In the second innings in Brisbane, on a pitch that was unforgiving for spinners, Swann had to bowl against the weight of a large English deficit in the first innings. David Warner (53 in 59 balls off Swann) and Michael Clarke (40 in 40 balls) took him apart and he never recovered. Swann conceded five an over in that innings. He managed 2 for 215 in 53 overs in Brisbane, 2 for 182 in 45 overs in Adelaide, and 3 for 163 in 44 overs in Perth. The majority of his seven wickets were batsmen trying to slog him to the boundary. Australia's support bowlers stayed fit throughout the series and were miserly. Clarke's run-saving fields must get some credit for this.

Harris has the accuracy and seam movement of Vernon Philander with an additional yard of pace. He has not bowled in the subcontinent yet, but 93 wickets at 21.56 in 21 Tests speak for themselves. England must count their blessings that Harris is already 34 years old.

Siddle has had a peculiarly understated Test career. He has never been regarded as a top-line fast bowler because he doesn't seem to have any particular stand-out weapon. Dale Steyn has pace and outswing, James Anderson the ability to move the ball late both ways, Morkel steepling bounce, and Broad the ability to produce unplayable spells that combine steep lift and late movement. Siddle, as one close observer put it, is an "up-and-down man".

Yet, since his Test debut, he has produced a record that is at least as good, if not better than Anderson's during this same period. Anderson has been called the best seam and swing bowler in the world for a part of this period since October 2008, which also represents the mature phase of Anderson's career, while for Siddle it represents his first 51 Tests. Over his first 51 Tests, dating to August 2010, Anderson produced 185 wickets at 32.02, at a strike rate of 57.50. He was 28 years old when he played his 51st Test. Siddle was 29.

England's No. 1 fast bowler over the past five years or so (a man talked up as Steyn's rival for the title of best in the world during this time) has built the same record as Australia's first-change seamer. That is a measure of the quality of Australia's pace trio in this series.

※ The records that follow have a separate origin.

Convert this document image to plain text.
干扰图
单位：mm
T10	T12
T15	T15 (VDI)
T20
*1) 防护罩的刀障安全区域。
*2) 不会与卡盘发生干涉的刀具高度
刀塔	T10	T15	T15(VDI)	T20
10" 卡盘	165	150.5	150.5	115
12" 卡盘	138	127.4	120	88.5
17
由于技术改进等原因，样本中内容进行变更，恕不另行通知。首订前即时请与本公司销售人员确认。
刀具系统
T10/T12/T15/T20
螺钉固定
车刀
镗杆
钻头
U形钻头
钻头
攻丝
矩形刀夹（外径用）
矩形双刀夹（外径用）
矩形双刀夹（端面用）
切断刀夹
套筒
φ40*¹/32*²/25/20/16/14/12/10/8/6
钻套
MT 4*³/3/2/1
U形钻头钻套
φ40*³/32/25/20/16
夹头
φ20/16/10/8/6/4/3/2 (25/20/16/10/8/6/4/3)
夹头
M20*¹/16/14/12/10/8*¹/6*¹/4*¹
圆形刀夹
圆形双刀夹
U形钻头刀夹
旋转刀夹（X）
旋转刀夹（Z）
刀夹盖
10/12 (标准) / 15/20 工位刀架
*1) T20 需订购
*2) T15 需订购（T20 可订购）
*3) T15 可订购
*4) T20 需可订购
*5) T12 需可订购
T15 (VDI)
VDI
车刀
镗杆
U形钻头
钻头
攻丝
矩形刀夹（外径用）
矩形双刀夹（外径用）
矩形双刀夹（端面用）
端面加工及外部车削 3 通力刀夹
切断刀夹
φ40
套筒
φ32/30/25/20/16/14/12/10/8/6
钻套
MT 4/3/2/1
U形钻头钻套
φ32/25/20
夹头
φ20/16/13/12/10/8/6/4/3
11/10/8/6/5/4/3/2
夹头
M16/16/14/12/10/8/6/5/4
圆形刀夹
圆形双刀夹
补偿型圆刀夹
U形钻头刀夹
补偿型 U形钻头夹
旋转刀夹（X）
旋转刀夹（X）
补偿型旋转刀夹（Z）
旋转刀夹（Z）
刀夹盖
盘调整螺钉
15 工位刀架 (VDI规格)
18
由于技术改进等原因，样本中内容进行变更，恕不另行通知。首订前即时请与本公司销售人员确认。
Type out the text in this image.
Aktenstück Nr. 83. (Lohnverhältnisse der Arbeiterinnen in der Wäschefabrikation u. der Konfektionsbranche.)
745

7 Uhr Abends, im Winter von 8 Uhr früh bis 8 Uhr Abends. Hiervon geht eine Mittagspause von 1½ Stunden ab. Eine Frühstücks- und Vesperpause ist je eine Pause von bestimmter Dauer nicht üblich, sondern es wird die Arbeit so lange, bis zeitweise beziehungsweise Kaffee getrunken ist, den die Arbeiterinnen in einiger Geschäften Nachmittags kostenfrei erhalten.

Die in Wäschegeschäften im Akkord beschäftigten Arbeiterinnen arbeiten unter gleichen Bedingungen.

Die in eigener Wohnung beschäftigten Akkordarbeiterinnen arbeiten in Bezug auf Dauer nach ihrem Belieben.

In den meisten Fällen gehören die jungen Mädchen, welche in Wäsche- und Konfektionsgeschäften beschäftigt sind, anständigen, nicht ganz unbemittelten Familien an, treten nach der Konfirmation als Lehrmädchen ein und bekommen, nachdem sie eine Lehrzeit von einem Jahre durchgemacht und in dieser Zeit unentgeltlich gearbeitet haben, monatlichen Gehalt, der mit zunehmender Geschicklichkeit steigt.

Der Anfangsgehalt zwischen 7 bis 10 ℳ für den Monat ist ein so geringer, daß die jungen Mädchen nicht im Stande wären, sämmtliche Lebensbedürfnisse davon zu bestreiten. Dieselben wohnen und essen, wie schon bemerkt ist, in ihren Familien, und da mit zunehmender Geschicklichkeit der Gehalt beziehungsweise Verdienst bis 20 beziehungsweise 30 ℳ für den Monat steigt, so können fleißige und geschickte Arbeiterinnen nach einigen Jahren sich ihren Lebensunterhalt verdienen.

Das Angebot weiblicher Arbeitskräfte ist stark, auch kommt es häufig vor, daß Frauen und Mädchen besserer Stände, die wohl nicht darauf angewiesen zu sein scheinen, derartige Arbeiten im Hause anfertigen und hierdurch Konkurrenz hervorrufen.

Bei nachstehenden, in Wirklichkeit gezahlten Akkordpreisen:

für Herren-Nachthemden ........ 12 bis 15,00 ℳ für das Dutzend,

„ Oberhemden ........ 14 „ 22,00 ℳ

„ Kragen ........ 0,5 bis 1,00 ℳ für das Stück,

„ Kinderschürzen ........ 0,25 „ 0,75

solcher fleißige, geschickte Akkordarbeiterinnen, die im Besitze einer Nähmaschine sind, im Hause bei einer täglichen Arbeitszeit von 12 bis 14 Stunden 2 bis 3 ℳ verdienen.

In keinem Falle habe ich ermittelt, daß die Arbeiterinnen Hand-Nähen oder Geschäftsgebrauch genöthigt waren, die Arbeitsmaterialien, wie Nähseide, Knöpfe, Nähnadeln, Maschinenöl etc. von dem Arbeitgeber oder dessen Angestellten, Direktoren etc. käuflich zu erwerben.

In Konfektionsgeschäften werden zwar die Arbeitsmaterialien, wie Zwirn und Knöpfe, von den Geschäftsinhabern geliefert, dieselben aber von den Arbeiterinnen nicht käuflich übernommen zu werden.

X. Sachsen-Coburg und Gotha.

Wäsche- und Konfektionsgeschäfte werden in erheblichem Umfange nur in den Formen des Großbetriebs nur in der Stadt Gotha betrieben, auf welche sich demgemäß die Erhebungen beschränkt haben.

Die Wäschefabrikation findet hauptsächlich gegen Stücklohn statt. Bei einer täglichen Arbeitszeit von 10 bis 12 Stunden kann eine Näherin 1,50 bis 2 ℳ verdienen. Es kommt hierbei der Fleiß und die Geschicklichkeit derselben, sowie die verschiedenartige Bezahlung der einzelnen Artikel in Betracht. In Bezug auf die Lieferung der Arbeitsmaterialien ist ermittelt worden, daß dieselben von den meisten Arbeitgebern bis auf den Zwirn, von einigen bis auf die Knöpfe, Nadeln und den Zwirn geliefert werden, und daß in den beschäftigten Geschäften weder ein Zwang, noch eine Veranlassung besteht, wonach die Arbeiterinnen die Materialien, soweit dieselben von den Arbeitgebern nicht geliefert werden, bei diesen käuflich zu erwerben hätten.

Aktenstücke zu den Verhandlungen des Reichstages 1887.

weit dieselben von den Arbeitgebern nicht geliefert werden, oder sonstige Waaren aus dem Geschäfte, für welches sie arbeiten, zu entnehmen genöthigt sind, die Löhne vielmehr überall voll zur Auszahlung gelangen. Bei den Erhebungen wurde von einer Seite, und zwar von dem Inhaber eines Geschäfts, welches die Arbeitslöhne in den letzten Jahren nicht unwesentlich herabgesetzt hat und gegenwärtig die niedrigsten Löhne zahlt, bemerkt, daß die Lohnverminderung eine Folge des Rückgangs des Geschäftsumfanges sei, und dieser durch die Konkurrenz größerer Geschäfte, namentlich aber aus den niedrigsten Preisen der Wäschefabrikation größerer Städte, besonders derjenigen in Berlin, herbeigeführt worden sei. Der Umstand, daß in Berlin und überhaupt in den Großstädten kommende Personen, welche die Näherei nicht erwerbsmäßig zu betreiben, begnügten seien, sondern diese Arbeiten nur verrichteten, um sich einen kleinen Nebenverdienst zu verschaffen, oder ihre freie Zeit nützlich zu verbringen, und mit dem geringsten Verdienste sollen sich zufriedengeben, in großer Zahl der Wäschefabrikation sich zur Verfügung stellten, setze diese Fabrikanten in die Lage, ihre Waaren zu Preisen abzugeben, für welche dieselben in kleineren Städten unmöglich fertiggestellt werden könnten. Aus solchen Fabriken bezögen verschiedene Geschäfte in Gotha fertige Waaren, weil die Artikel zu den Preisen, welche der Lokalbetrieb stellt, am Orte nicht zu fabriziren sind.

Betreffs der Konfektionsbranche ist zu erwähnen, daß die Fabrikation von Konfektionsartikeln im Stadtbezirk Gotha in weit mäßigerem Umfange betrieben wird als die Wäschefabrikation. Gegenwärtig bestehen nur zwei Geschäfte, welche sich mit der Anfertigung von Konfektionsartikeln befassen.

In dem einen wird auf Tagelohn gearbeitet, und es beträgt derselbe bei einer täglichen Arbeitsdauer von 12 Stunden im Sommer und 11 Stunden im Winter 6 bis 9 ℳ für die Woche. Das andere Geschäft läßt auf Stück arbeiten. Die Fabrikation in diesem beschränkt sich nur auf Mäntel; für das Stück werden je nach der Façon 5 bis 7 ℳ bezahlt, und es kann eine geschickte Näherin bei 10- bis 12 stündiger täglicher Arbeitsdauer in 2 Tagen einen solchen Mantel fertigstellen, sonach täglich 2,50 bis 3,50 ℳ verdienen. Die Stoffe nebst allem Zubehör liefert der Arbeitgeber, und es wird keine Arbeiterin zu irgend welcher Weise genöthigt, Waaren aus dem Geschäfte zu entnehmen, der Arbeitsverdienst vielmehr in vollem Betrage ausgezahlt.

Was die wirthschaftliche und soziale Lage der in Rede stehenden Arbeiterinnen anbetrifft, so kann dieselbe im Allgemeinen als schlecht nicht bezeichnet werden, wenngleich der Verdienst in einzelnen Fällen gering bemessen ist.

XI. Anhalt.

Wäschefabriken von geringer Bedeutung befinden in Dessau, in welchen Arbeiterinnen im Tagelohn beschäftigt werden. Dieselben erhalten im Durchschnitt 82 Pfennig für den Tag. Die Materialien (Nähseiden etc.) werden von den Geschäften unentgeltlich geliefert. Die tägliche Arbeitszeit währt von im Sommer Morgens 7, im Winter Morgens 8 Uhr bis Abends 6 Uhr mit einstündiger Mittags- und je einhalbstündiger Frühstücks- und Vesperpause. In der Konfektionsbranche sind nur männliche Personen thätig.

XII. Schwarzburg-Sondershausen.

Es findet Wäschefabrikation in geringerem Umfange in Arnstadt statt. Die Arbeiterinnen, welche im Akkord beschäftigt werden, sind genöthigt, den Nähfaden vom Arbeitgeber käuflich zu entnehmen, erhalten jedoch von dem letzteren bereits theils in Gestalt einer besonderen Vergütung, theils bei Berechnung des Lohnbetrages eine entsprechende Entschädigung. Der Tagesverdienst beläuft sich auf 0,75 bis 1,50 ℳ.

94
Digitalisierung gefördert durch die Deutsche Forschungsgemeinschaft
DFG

Perhaps England ought to concede that they ran into a high-quality pace trio in Australia in 2013-14, around the same time that their own pace attack (and indeed spin attack) was falling apart. This in my view explains the 5-0 result. High-quality seam and swing bowling at high pace is the one unanswerable weapon in Test cricket. Mystery spinners can be found out eventually (ask Ajantha Mendis), but there is no mystery about high-quality pace bowling. The only way to counter it in a Test series is to have high-quality pace of one's own. Without that, defeat is assured. What does it matter if it's 5-0 or 3-0?

If England want to find a place to pin responsibility for their Test result, then logic suggests that this be directed at Anderson and the part of England's massive management team that selected, prepared and fielded bowling attacks for each of the five Tests. As for Australia, if Johnson, Harris and Siddle can stay fit, it will be a match up for the ages against Steyn, Philander and Morkel in March.